After 16 weeks of treatment, 61 percent of patients treated with 4-mg of baricitinib in combination with TCS (n=38) achieved a 50 percent or greater reduction in their overall disease severity as measured by the Eczema Area and Severity Index (EASI-50), compared to 37 percent of patients treated with TCS alone (n=49), (p<0.05). Among patients treated with 2-mg of baricitinib in combination with TCS (n=37), 57 percent achieved EASI-50, although these results were not statistically different compared to treatment with TCS alone (p=0.065). At four weeks, 68 percent of patients treated with 4-mg baricitinib in combination with TCS and 62 percent of patients treated with 2-mg of baricitinib in combination with TCS achieved EASI-50, compared to 16 percent of patients treated with TCS alone (p<0.001).

“Importantly, in this study, patients had to fail four weeks of supervised therapy with a mid-potency topical corticosteroid before randomization, selecting for a difficult to treat patient population,” says Emma Guttman-Yassky, M.D., Ph.D., Sol and Clara Kest professor of dermatology, vice chair Department of Dermatology, director of the Center for Excellence in Eczema and director of the Laboratory of Inflammatory Skin Diseases in the Department of Dermatology at Icahn School of Medicine at Mount Sinai Medical Center in New York, in a news release. “These new results suggest that baricitinib may have the potential to become an oral treatment option for patients suffering from atopic dermatitis who are unable to achieve adequate control with TCS.”

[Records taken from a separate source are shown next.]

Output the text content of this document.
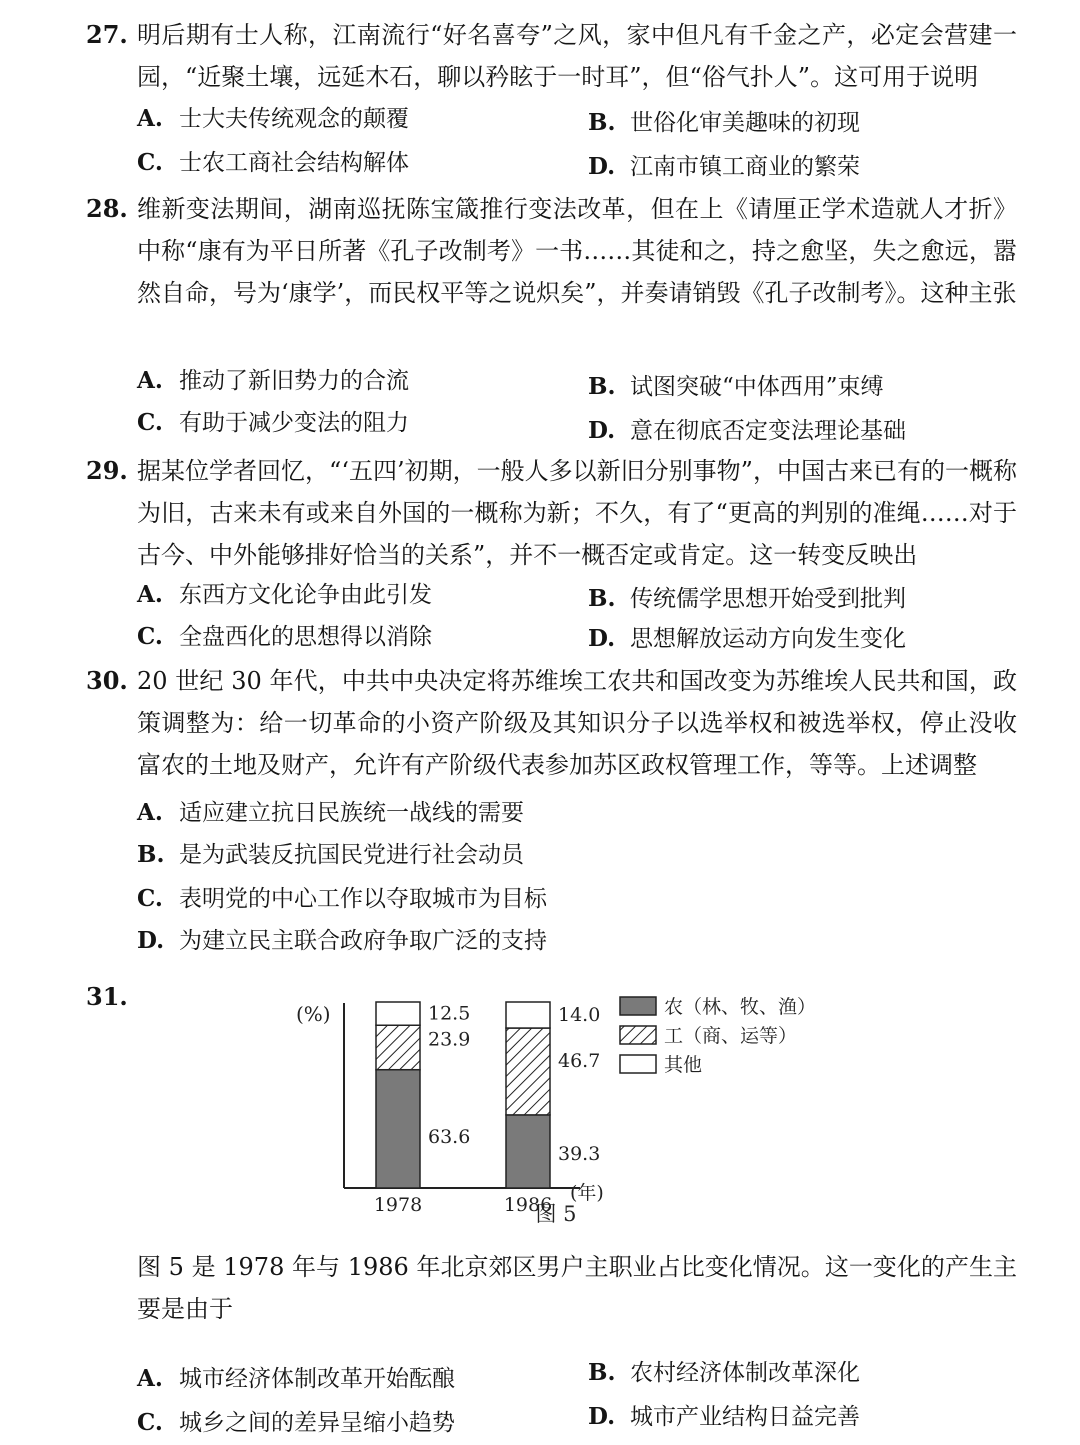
27. 明后期有士人称，江南流行“好名喜夸”之风，家中但凡有千金之产，必定会营建一园，“近聚土壤，远延木石，聊以矜眩于一时耳”，但“俗气扑人”。这可用于说明
A. 士大夫传统观念的颠覆	B. 世俗化审美趣味的初现
C. 士农工商社会结构解体	D. 江南市镇工商业的繁荣
28. 维新变法期间，湖南巡抚陈宝箴推行变法改革，但在上《请厘正学术造就人才折》中称“康有为平日所著《孔子改制考》一书……其徒和之，持之愈坚，失之愈远，嚣然自命，号为‘康学’，而民权平等之说炽矣”，并奏请销毁《孔子改制考》。这种主张
A. 推动了新旧势力的合流	B. 试图突破“中体西用”束缚
C. 有助于减少变法的阻力	D. 意在彻底否定变法理论基础
29. 据某位学者回忆，“‘五四’初期，一般人多以新旧分别事物”，中国古来已有的一概称为旧，古来未有或来自外国的一概称为新；不久，有了“更高的判别的准绳……对于古今、中外能够排好恰当的关系”，并不一概否定或肯定。这一转变反映出
A. 东西方文化论争由此引发	B. 传统儒学思想开始受到批判
C. 全盘西化的思想得以消除	D. 思想解放运动方向发生变化
30. 20 世纪 30 年代，中共中央决定将苏维埃工农共和国改变为苏维埃人民共和国，政策调整为：给一切革命的小资产阶级及其知识分子以选举权和被选举权，停止没收富农的土地及财产，允许有产阶级代表参加苏区政权管理工作，等等。上述调整
A. 适应建立抗日民族统一战线的需要
B. 是为武装反抗国民党进行社会动员
C. 表明党的中心工作以夺取城市为目标
D. 为建立民主联合政府争取广泛的支持
31.
(%)
63.6
23.9
12.5
1978
39.3
46.7
14.0
1986
(年)
农（林、牧、渔）
工（商、运等）
其他
图 5
图 5 是 1978 年与 1986 年北京郊区男户主职业占比变化情况。这一变化的产生主要是由于
A. 城市经济体制改革开始酝酿	B. 农村经济体制改革深化
C. 城乡之间的差异呈缩小趋势	D. 城市产业结构日益完善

During the treatment period, treatment-emergent adverse events (TEAE) occurred in 49 percent of patients treated with TCS, 46 percent and 71 percent of the 2-mg and 4-mg baricitinib in combination with TCS groups, respectively. The most common TEAE in the 4-mg baricitinib in combination with TCS group were upper respiratory tract infections and nasopharyngitis, headache, and increases in asymptomatic laboratory changes, namely increases in creatine phosphokinase (CPK).